Forced into undesirable jobs because of xenophobes from the primary school classroom to the job interview (my personal experience btw), people of certain ethnicities are dying at a disproportionate rate from a disease that they have no ability to avoid because it is transmitted by air and touch and can infect from inanimate, inorganic objects but I can almost 100% guarantee that these people will get none of the sympathy that victims of blood and bodily fluid transmitted diseases like AIDS got in the late 80s and early 90s at the height of what is an ongoing pandemic. This lack of sympathy will occur even though contracting HIV was and is almost completely avoidable in most cases unless a patient happens to be one of the unlucky and tiny percentage of those who got a tainted blood transfusion or was purposely infected by abusive long term partner. There are certain choices of activity that people make which makes them more likely to be infected by viruses like HIV that's why large percentages of the population are able to avoid them completely. Unlike Covid-19 which is a coronavirus as easy to contract as unavoidable as the common cold. I'm not saying that people whose actions lead to negative consequences don't deserve sympathy, they do but I don't think we should mollycoddle an uncomfortable truth either. Actions do have consequences and sometimes hedonistic actions can be deadly.
I know that there will be no equal sympathy for the disproportionate number of victims of certain ethnicities because I actually heard news anchors for Sky News Australia claim that it's a racist policy for the British NHS to move high risk, more likely to die non whites off of the "front line" and instead staff it with low risk, less likely to have any symptoms young white people. So apparently people who have an unequal risk of dying should face an equal risk of contamination and if not that's racist...
Excuse me?
A study found that in the UK black people for example are 90% more likely to die from covid-19 than their white peers but it's racist to move them from the front line? Isn't that unequal equality?

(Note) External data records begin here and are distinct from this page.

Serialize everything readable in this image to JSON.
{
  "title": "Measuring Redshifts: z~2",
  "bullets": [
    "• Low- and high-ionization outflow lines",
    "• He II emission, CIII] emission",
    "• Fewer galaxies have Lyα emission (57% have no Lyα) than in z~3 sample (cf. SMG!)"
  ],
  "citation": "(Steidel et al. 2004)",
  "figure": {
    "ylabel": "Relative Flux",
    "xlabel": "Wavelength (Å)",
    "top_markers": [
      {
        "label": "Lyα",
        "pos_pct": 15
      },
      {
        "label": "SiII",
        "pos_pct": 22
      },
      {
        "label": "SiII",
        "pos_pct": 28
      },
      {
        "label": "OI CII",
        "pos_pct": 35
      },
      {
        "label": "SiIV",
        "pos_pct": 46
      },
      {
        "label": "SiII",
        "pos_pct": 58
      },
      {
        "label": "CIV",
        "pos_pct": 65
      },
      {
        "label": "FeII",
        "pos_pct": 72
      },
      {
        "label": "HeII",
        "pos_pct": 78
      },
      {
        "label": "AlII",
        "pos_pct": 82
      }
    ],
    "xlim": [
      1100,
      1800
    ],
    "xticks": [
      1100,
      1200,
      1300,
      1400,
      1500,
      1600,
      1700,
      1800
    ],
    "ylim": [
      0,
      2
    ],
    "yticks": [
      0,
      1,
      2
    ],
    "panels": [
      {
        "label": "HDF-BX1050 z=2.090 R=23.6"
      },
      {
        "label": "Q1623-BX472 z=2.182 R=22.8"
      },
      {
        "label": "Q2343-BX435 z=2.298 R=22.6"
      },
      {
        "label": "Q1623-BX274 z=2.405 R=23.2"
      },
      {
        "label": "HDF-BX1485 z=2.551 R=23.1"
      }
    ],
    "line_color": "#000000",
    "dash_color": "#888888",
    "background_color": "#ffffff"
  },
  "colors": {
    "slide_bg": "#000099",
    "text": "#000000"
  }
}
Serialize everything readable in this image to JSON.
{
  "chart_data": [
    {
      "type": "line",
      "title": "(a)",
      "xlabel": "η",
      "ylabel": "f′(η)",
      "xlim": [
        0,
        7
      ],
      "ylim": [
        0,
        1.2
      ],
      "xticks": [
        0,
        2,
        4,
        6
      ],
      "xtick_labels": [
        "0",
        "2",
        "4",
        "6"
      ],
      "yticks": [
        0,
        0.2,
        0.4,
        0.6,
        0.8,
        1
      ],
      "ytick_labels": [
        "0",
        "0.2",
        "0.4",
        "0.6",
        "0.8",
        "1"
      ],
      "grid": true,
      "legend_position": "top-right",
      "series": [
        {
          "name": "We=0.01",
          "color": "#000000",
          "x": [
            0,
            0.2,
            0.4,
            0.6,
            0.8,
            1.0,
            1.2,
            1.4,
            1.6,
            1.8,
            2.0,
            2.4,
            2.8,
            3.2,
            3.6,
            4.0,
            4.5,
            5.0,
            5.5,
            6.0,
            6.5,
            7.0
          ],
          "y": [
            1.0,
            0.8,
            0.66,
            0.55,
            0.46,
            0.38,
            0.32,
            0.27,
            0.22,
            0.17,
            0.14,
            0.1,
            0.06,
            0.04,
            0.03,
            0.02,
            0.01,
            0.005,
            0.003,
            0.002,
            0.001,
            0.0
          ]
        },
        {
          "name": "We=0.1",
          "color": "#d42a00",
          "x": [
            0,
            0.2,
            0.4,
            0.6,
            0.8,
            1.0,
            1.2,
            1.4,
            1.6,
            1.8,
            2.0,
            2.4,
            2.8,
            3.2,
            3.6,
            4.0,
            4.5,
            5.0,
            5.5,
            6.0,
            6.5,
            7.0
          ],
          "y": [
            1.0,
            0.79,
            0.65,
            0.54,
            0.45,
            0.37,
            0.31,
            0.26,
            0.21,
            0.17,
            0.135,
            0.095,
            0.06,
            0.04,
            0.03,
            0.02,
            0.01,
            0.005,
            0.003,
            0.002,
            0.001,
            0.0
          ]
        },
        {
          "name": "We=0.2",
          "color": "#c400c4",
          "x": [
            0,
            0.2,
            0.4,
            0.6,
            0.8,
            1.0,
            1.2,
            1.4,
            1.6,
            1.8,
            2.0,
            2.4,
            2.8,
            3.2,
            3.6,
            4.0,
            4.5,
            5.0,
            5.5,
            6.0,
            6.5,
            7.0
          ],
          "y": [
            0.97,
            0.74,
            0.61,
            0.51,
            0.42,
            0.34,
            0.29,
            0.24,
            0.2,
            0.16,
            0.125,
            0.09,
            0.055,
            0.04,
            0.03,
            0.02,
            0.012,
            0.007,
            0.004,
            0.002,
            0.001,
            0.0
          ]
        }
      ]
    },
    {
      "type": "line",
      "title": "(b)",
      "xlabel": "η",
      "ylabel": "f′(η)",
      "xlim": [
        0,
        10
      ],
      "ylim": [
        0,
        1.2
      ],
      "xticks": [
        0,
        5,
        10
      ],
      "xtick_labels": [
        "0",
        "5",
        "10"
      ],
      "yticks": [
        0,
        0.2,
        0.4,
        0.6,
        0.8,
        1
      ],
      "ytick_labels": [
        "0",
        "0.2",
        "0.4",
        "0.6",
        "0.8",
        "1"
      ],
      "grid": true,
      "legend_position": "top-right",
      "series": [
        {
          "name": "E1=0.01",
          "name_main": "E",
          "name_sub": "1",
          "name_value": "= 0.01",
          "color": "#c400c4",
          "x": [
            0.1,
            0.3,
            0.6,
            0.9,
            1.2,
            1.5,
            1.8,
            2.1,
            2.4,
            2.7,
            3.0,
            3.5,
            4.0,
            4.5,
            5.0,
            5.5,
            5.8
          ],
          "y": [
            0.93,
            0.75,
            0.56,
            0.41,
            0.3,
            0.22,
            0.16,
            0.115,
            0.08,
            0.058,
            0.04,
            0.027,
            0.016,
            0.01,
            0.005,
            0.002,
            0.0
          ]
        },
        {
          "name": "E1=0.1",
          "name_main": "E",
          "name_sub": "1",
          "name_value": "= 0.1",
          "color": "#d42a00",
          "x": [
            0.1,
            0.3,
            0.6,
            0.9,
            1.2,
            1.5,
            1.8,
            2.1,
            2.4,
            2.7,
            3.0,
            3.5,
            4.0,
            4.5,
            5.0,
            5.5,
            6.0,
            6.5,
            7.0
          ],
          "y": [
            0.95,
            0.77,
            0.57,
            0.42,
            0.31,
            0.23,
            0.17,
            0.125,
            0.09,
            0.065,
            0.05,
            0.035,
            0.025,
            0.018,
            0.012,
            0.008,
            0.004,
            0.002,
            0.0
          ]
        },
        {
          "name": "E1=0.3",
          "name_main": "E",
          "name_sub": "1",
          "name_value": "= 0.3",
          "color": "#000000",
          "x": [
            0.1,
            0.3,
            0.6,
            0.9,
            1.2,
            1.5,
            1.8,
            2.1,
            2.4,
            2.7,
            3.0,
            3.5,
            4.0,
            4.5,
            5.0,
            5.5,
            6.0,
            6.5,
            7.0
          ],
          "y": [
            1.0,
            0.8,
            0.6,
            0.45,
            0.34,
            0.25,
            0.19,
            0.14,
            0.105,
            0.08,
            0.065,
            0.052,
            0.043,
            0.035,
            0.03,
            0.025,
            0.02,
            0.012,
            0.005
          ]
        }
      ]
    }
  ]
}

This situation is mind boggling. I've tried to write and I have several stories underway but at least half of my mind is constantly thinking about the covid-19 situation no matter what I do. If the risk of a painful and protracted death wasn't enough to flood one's mind then the blatant exposure of the inequalities and hypocrisy of the ongoing civil rights movements is.
Anyway that's it. I wasn't trying to preach or get up on a soapbox. I simply needed to clear my mind and I think this post helps with that. I always try to remain as unbiased as possible but I don't think that's always possible especially when one finds oneself in the group being culled.